If you would like to engage a facilitator, of course, you will have to find one. Going online, asking your current therapist for recommendations, or looking in your local phone book may be more or less the only ways to go. And they may be quite successful — many such groups already exist.

Finding a therapist, or therapists, who will agree to facilitate an OCD support group on a regular basis may be difficult (but it is not impossible): Most people today have a lot less free time than they would like. You might suggest, as did one successful support-group founder who reported on the OC Foundation's Web site, that facilitating a group might be good for business: The therapist will be surrounded by potential patients. She will also have a chance to learn a lot more about OCD firsthand.

Once you have this part of the puzzle in place, your next step will be to let people know about it. Therapists you've contacted might be willing to tack small notices about your group to their office bulletin boards. If you want to have information cards printed, you can offer those.

Other venues include your local chapter of the OC Foundation and classified ads.

If you think creatively, you can probably come up with still more ways to publicize your group. Oh, and remember this old rule: Whenever you're looking for an apartment, a job, or a relationship, tell everyone you know. Apply it to your proposed group and see if that doesn't bring the results you're looking for.

Fact contains the proper names of more than 500 phobias, indexed and alphabetized, along with information pertaining to phobia naming, and other features related to fear and anxiety (although the poster writes that his interest, primarily, is in the names, rather than in treating phobias).

Think Globally

Online support groups and lists provide a way to “talk” with fellow OCD sufferers and the people who care about them, all over the world. This can be a terrific option if your area doesn't offer much in the way of in-person groups, or if your schedule makes it difficult for you to make the meetings. It can also be ideal if you suffer from agoraphobia, contamination phobias, or social phobias and have not yet progressed to the point that in-person meetings make sense for you. Online support also offers the advantage of being available twenty-four hours a day every day of the week and giving you hundreds of people to talk with, as opposed to the small group you might find at an in-person meeting. (One caveat: as you probably know by now, people can sometimes behave more abruptly online than they would in person.)

Internet Interaction

As we've said, you'll want to exercise reasonable care when it comes to giving out personal information on the Web. In some cases, you may be asked to provide e-mail and other information. That's not necessarily a bad thing.
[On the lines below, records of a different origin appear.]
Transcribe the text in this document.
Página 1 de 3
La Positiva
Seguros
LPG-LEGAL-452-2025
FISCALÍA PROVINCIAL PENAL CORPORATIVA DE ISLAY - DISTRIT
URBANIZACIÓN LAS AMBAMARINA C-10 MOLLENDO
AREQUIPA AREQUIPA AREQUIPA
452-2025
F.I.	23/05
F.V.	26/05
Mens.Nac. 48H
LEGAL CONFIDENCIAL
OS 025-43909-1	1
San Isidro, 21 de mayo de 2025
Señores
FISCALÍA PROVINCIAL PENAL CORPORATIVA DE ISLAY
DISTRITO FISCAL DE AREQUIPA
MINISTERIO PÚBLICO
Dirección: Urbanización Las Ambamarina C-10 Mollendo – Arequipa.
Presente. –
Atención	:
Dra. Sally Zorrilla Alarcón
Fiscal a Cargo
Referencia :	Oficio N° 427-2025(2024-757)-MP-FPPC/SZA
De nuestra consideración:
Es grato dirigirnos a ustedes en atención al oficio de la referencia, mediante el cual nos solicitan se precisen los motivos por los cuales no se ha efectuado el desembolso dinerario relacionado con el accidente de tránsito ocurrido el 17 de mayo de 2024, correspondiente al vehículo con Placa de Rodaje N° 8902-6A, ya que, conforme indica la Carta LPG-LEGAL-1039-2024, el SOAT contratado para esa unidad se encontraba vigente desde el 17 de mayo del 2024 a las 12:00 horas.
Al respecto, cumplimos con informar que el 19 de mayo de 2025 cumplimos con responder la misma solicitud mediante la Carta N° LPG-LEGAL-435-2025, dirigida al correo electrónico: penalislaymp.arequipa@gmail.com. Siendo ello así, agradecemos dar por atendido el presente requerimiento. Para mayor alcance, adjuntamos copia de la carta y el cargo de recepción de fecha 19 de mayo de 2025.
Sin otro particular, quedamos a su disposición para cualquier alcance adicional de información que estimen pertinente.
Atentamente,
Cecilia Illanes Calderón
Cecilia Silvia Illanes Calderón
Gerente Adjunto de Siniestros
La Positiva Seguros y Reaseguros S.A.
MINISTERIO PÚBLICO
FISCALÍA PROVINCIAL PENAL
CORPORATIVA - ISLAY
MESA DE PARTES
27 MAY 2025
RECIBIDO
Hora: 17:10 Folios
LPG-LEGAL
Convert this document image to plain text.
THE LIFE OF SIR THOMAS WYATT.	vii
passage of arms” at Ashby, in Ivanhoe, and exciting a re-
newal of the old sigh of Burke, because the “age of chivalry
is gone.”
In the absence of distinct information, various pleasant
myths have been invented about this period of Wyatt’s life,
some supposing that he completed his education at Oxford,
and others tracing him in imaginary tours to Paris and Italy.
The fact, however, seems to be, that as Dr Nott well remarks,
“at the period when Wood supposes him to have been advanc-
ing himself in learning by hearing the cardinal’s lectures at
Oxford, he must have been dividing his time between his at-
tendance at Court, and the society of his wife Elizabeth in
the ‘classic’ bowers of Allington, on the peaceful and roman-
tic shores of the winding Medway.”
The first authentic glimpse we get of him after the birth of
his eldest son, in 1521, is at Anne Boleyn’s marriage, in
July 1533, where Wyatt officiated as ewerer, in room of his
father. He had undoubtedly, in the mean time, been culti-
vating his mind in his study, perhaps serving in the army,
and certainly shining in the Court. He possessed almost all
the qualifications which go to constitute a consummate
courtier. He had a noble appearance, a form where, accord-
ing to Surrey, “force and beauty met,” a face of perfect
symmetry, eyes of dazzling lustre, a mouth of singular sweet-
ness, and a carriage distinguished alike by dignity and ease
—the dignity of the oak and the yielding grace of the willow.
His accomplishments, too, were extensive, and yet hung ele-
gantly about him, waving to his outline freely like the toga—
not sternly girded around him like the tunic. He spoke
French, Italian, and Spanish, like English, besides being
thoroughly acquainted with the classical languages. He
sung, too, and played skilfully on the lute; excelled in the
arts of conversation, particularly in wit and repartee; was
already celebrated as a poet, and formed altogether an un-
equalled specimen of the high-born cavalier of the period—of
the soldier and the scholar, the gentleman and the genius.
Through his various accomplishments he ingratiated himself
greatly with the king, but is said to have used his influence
Read the site's privacy policy: Your information may be used for various purposes.

If this concerns you, then simply find sites that do not insist on gathering this information. Or contact the site administrator and ask why certain information is requested. In some cases, for instance, a birth date is required to cut down on the possibility of underage users. As long as you are over the age specification, however, you should be able to answer this question any way you like. If you're under the age limit, look for sites specifically for teens or children.


There are many books and Web sites for parents of children and teenagers who have OCD. These resources can be found all over the world. Some deal specifically with OCD, others with related disorders; some with practical issues, such as school, others with more emotional concerns, such as support. (Some are listed in Appendix A.)

Some sites may allow you to “lurk” — that is, read other users' posts without contributing yourself — even if you don't register. While not necessarily ideal, reading firsthand accounts of other peoples' experiences with OCD may help you to learn, draw emotional strength, and feel less alone.